PERSONAL TRAVEL MANAGER | TOWNSVILLE
TRAVEL MANAGERS AUSTRALIA
Being a unique country in east Asia like no other and with so much to offer, Japan has become a very popular holiday destination amongst travellers. Its mix of old and new will astound you. And with its old school culture, fresh cuisine, thrilling city stays, world class skiing and relaxing hot springs, it’s no wonder the Land of the Rising Sun shines.
How to get there
Without a doubt, the Jetstar direct flights from Cairns is the most common way to travel to Japan. Currently the flights from Cairns to Tokyo return operate six times per week. The flights from Cairns to Osaka return operate five times per week. Each flight is a mere 7 hour and 30 minutes in duration. If required, there are also connecting flights from Townsville to Cairns return. There are many internal Japan flights and rail travel is a very typical form of transportation in and between cities.
When to go
When to visit Japan depends on your requirements. Hitting the ski slopes is right on trend at the moment. Niseko, located in the north most island of Hokkaido, has some of the best ski slopes in the world. To take full advantage of the best powder, travel between late December to mid-March. Cherry Blossom season, known as sakura, is another favourite time for visitors to Japan. It’s always best to check the Cherry Blossom season prior to booking as it can differ each year and in different parts of the country. If your plan is to relish the countryside, it would be best to travel between April to May or September to October when it’s not so hot. In general, Japan has four distinct seasons, opposite to Australia, but keep in mind that temperatures drop the more north you travel.
Where to stay
My five favourite areas to stay are; Tokyo – the thriving metropolis of Japan. Its quirky personality and anything goes attitude will leave your jaw dragging on the floor. Enjoy a coffee surrounded by cats at a cat café, visit the Trick Art Museum, where you can pretend to be chased by sharks or trapped in Dracula’s wine glass or simply make a purchase at a vending machine, such as flowers, an umbrella or a toasted sandwich if you are feeling hungry. For a more cultural experience, head to Kyoto. Stay in a Ryokan – a traditional Japanese inn. Visit some of the many shrines and temples, for example, Fushimi Inari-taisa, a Shinto shrine with striking famed gates. To immerse yourself in natural beauty, make the trip to Miyajima (Hiroshima), one of the most scenic areas of Japan. Take pictures of the giant torii gate, which at high tide seems to float on the water. This area is great for peace and tranquility. Hakuba is a good option for those who want to ski but don’t want to travel by air, as it’s about a four-hour train ride from Tokyo. Not as populated as Niseko, Hakuba is a smaller ski area, however, still has a village feel. For different scenery and amazing views, consider a stay at Mount Fuji. Being an active volcano and Japan’s highest mountain, its best viewed during the colder months.
What to do
My top five things to do in Japan are; Sumo, a form of heavyweight wrestling, is a must. The tournaments are held during the odd months and last for 2 weeks at a time, in various locations around Japan. A traditional Tea Ceremony – the choreographic ceremony of preparing and serving green tea, together with Japanese sweets, to balance the bitter taste, is a pleasant tradition to witness. Tokyo Disney Resort and Tokyo DisneySea, are great options for families. Located about 30 kilometres east of Tokyo city, these Disney Resorts will keep children entertained for a whole day. Relax at an onsen, one of the many hot springs scattered throughout Japan. Check out Golden Gai in Shinjuku, a neighbourhood that squeezes over 200 miniature bars in a network of six alleys – definitely an eye opener!
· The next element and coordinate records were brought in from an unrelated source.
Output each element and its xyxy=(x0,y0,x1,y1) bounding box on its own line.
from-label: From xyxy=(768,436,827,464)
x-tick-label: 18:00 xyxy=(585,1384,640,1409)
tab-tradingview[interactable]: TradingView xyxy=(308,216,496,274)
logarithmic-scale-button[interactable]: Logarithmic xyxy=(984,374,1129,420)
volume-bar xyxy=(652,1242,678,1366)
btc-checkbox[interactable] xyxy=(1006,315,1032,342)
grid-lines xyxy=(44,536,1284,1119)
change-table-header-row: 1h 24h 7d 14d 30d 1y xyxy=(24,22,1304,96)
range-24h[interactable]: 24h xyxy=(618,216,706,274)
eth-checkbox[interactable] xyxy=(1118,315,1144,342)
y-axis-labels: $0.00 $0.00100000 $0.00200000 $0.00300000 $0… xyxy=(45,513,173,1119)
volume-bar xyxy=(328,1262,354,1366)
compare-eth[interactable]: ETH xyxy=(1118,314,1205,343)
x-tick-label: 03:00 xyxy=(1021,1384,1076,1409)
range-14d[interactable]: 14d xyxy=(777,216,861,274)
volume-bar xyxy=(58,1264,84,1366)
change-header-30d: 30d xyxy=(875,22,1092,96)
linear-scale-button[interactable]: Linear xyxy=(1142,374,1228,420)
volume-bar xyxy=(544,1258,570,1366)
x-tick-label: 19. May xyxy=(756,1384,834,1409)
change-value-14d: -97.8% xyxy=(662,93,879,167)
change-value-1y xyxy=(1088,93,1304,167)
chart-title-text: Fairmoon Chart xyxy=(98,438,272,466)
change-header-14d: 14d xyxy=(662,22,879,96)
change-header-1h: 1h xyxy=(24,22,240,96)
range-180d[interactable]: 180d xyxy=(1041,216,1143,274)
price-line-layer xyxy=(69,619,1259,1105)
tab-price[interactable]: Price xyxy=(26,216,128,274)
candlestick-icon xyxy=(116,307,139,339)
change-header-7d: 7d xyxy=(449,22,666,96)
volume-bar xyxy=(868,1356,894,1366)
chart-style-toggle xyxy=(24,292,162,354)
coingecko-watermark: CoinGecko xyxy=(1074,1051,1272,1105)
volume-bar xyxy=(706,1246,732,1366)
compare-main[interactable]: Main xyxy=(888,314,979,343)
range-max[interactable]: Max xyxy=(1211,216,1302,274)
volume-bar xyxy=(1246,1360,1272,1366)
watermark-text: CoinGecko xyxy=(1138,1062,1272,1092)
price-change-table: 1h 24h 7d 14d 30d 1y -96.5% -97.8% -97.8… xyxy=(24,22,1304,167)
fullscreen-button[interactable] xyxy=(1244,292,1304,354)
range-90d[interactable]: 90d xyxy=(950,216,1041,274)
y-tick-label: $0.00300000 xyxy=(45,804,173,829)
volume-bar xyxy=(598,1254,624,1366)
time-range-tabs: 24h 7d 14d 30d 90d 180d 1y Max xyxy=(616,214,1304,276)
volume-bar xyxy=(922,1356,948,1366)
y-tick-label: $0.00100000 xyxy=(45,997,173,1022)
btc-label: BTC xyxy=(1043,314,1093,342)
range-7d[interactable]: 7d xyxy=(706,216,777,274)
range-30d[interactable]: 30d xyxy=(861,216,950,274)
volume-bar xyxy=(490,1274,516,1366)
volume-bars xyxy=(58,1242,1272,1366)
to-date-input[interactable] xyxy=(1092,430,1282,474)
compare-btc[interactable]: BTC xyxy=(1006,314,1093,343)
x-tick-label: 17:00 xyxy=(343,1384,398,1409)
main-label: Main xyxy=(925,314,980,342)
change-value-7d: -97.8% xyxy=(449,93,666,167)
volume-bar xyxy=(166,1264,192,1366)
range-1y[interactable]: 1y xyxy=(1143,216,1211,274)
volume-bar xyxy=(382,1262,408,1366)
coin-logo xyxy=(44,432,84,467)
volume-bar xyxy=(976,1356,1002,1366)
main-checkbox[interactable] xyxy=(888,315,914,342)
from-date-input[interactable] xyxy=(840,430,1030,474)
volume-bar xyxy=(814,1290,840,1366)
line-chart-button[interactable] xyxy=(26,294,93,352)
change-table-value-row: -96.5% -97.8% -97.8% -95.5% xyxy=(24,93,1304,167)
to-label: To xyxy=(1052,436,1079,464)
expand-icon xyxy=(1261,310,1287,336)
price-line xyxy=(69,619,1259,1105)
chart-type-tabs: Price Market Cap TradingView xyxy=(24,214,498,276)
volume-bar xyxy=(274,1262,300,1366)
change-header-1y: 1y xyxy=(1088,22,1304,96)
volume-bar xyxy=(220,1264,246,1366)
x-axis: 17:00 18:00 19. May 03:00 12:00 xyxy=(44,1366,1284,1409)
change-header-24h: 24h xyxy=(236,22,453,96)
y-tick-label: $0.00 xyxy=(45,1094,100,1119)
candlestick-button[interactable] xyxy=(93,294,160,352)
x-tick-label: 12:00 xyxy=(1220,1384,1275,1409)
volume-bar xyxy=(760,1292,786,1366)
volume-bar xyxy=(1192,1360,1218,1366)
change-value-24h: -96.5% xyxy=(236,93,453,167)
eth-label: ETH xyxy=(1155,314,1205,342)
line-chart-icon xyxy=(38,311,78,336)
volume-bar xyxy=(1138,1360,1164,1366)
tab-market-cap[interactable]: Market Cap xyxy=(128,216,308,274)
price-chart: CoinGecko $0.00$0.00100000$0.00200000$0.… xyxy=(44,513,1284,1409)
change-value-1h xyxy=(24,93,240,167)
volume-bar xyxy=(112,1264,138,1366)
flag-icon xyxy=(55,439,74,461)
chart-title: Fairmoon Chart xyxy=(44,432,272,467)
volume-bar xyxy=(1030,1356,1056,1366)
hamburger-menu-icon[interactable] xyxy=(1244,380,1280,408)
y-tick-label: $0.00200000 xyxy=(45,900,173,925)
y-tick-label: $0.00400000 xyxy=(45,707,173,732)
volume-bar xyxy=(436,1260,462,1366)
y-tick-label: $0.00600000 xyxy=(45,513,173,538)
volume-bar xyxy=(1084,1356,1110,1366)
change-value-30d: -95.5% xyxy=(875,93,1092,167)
Contrary to what some think, Japanese cuisine is not just about sushi and raw fish, i.e. sashimi. Chicken Teriyaki is always a crowd pleaser with its sweet marinade. Yaki udon, which is essentially stir fried noodles with meat and vegetables tends to hit the spot. For something on the lighter side, try vegetable or seafood tempura – lightly battered and flash fried to perfection. Being a savoury dish, Japanese pancake, aka, okonomiyaki, can be eaten any time of the day – very tasty indeed. Don’t forget to try some sake, Japan’s traditional rice wine. Kanpai!